Sinan Uslu,Ayvaz Çolakoğlu
07 Avril 2017•Mise à jour: 08 Avril 2017
AA - Adana (Turquie) - Ayvaz Colakoglu
"Le responsable de la mort de près d'un million de personnes doit en payer le prix. Nous disons que la Syrie doit être dotée d'une représentation politique légitime. C'est cela qui doit être fait" a lancé Erdogan.
Le président de la République turque Recep Tayyip Erdogan s'est adressé aux industriels et aux représentants de la société civile lors d'une soirée organisée vendredi, par la Chambre d'industrie d'Adana (Sud) en Turquie.
Erdogan a rappelé les bons chiffres, au vu de la conjoncture mondiale, annoncés par l'Institut turc des statistiques (TUIK) concernant la croissance de près de 3% enregistrée par la Turquie en 2016. Il a, en outre, fustigé les agences de notations financières internationales pour leur manque d'impartialité lorsqu'il s'agit de la Turquie.
"Nous relevons très clairement de la déception chez les agences de notation financières lorsqu'on examine leurs déclarations. Je l'ai toujours dit, elles n'ont jamais été objectives dans leurs comptes-rendus, elles ont toujours cherché à coincer la Turquie par des annonces plutôt politiques que concrètes. Même si ces agences ne le souhaitent pas, elles sont forcées de reconnaitre la réussite de la Turquie" a-t-il martelé.
Il a poursuivi en indiquant que toutes les prévisions défavorables et les décisions erronées, partiales prises à dessein se sont retournées contre ces mêmes agences qui ont perdu en crédibilité.
"Ces institutions ont perdu leurs crédibilités à nos yeux et aux yeux de beaucoup de pays dans le monde. Par exemple, notre voisin [la Grèce] est en faillite, elle coule, sa situation est connue. Elle à une dette de 400 milliards d'euros envers l'Europe. Malgré tout cela, vous constatez que les agences de notations lui donnent une bonne note, meilleure que la nôtre. Comment est-ce possible ? Elles attribuent des notes sur commande. La Turquie n'a pas besoin d'elles" a-t-il tonné.

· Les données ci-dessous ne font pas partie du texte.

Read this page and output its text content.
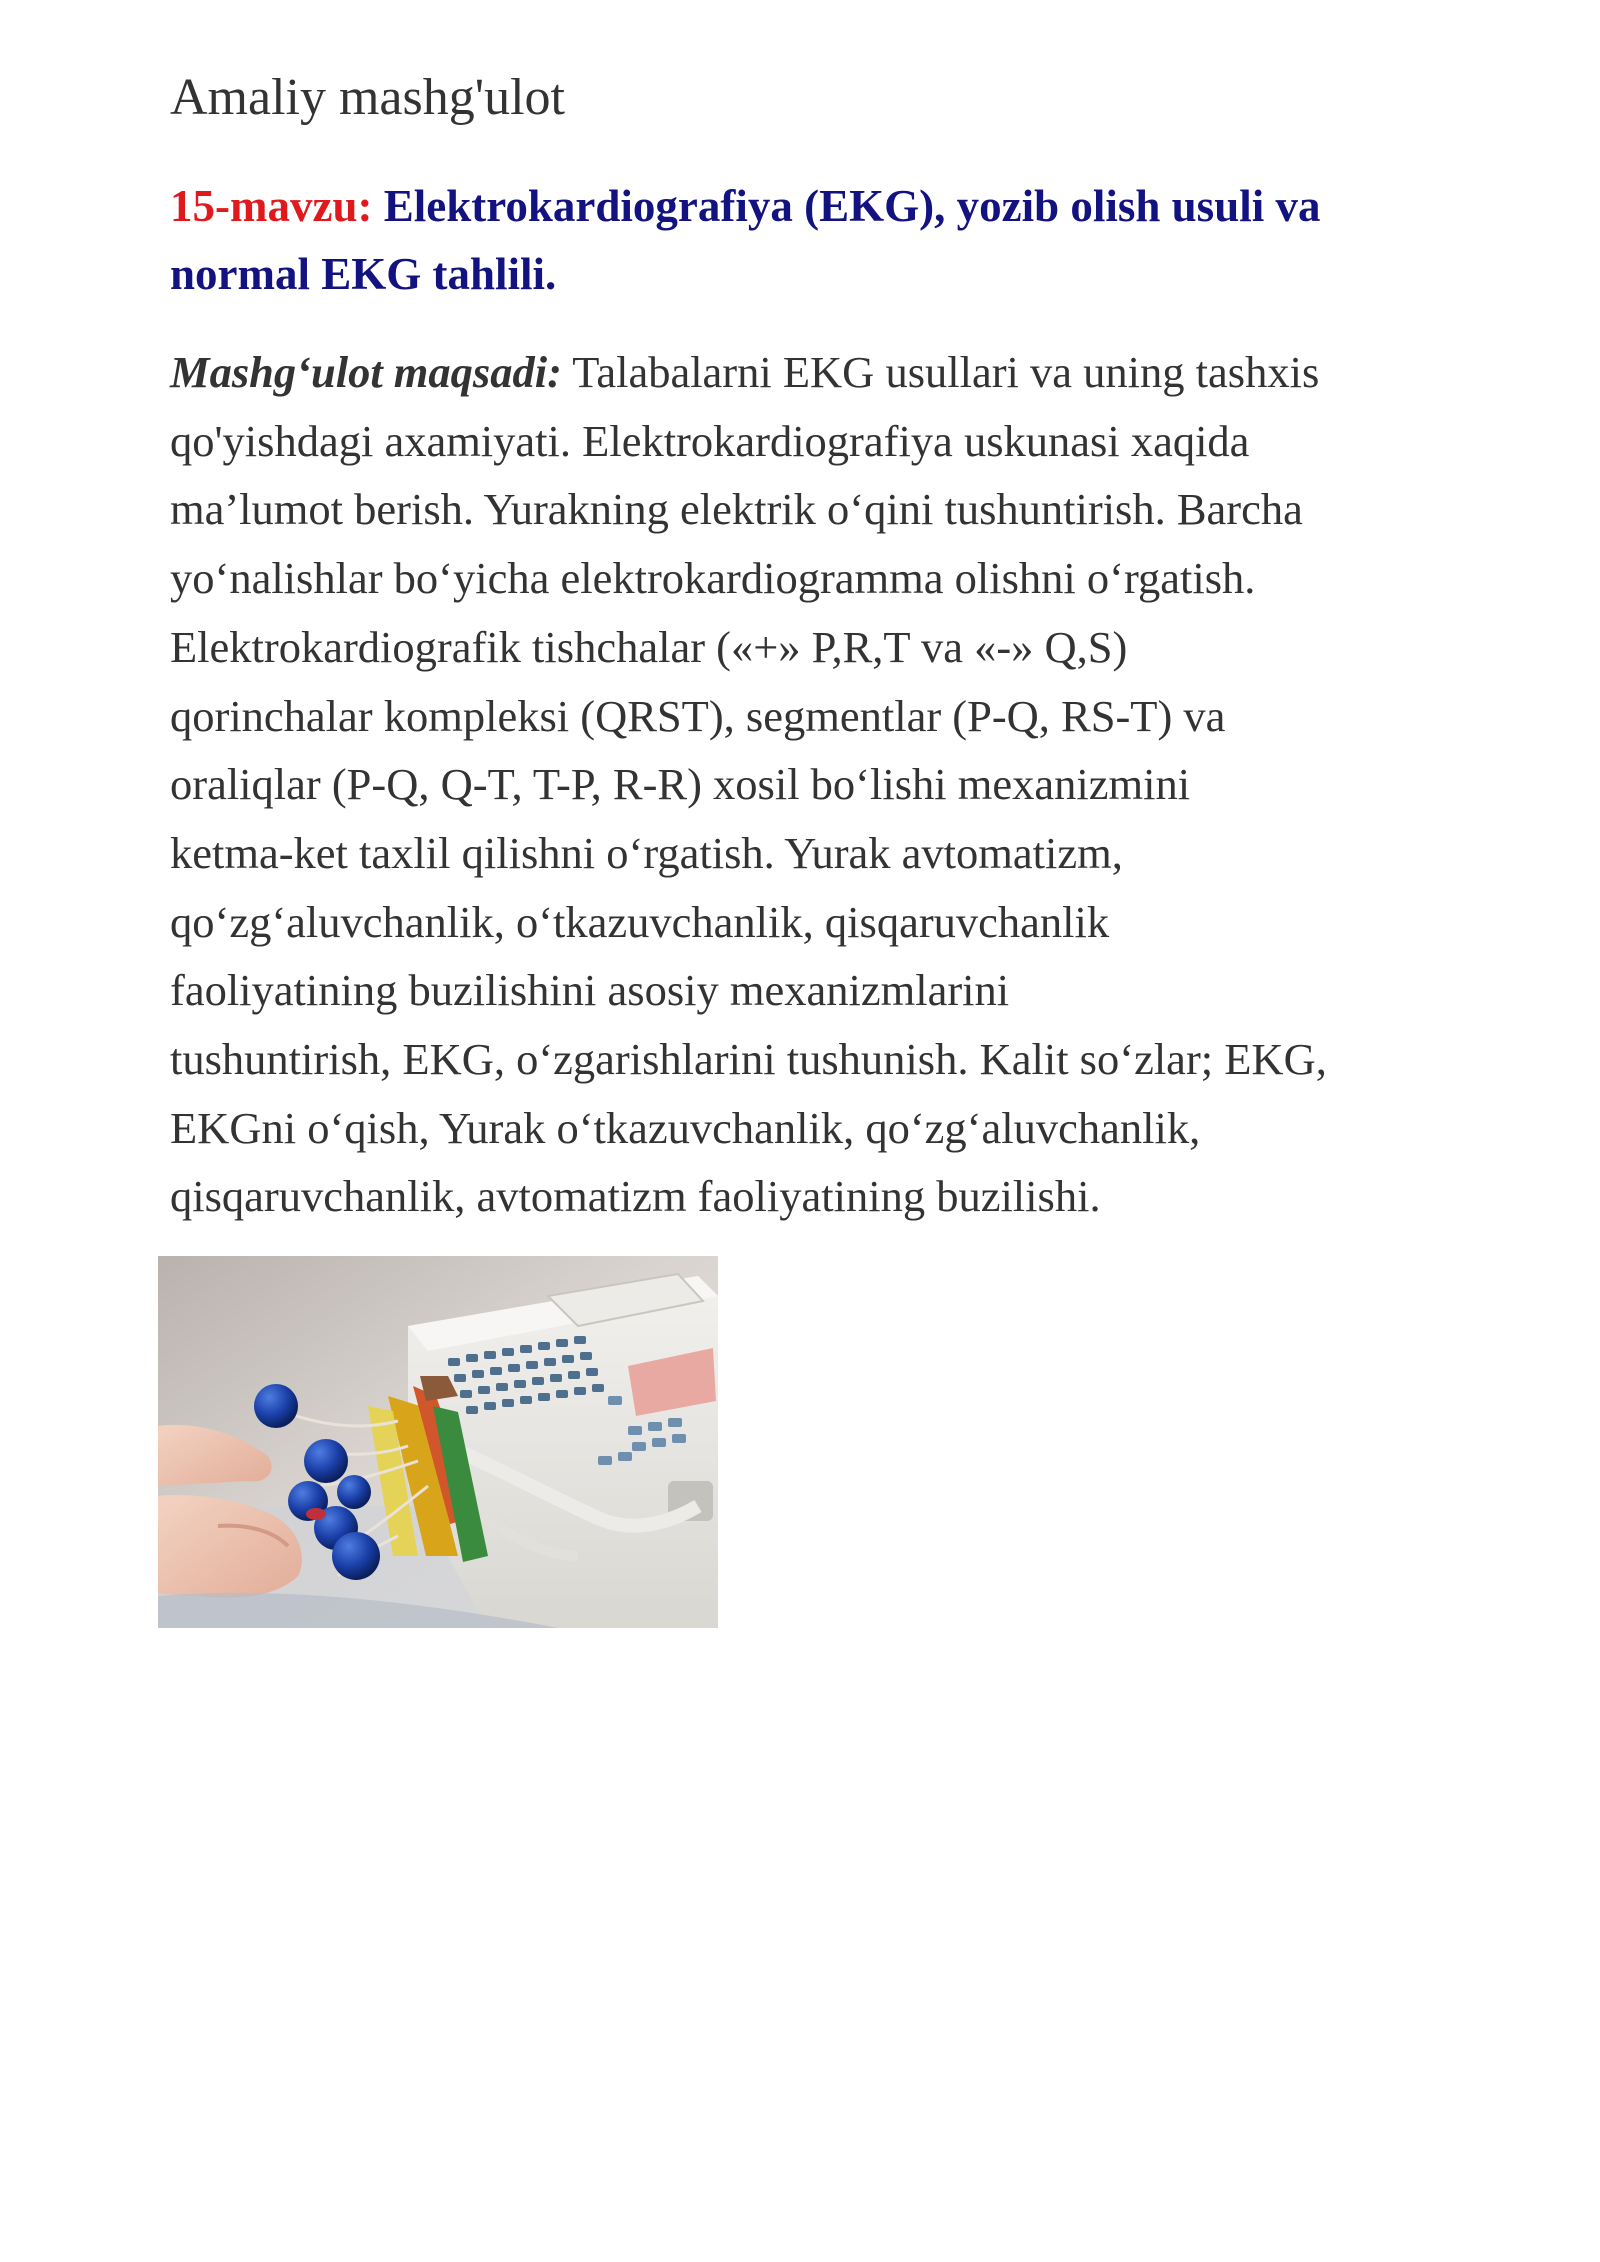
Amaliy mashg'ulot
15-mavzu: Elektrokardiografiya (EKG), yozib olish usuli va normal EKG tahlili.

Mashg‘ulot maqsadi: Talabalarni EKG usullari va uning tashxis
qo'yishdagi axamiyati. Elektrokardiografiya uskunasi xaqida
ma’lumot berish. Yurakning elektrik o‘qini tushuntirish. Barcha
yo‘nalishlar bo‘yicha elektrokardiogramma olishni o‘rgatish.
Elektrokardiografik tishchalar («+» P,R,T va «-» Q,S)
qorinchalar kompleksi (QRST), segmentlar (P-Q, RS-T) va
oraliqlar (P-Q, Q-T, T-P, R-R) xosil bo‘lishi mexanizmini
ketma-ket taxlil qilishni o‘rgatish. Yurak avtomatizm,
qo‘zg‘aluvchanlik, o‘tkazuvchanlik, qisqaruvchanlik
faoliyatining buzilishini asosiy mexanizmlarini
tushuntirish, EKG, o‘zgarishlarini tushunish. Kalit so‘zlar; EKG,
EKGni o‘qish, Yurak o‘tkazuvchanlik, qo‘zg‘aluvchanlik,
qisqaruvchanlik, avtomatizm faoliyatining buzilishi.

Au sujet du raid américain sur la base aérienne de Sharyat en Syrie, Erdogan a déclaré : "Une première réponse a été fournie au meurtrier al-Assad qui utilise du gaz sarin et du gaz au chlore, mais est-ce suffisant ? Non. J'espère qu'on n'en restera pas là. Car le responsable de la mort de près d'un million de personnes doit en payer le prix. Nous disons que la Syrie doit être dotée d'une représentation politique légitime. C'est cela qui doit être fait".
Erdogan a, afin de démontrer la nécessité de la réforme constitutionnelle qui sera soumis à suffrage du peuple le 16 avril et qui dotera le pays d'un nouveau système de gouvernance, donné l'exemple de la situation vécue à la suite des élections du 7 juin.
"Le paysage politique d'après les élections du 7 juin nous a démontré d'une façon très claire que la stabilité obtenue depuis 2002 n'était pas le fruit du système politique en vigueur mais du fait que les cadres dirigeants du pays soient issus de la même école. Avec la secousse du 7 juin, nous avons tous vu comment tous les acquis des dernières années se sont en un instant, retrouvés en danger" a-t-il conclu.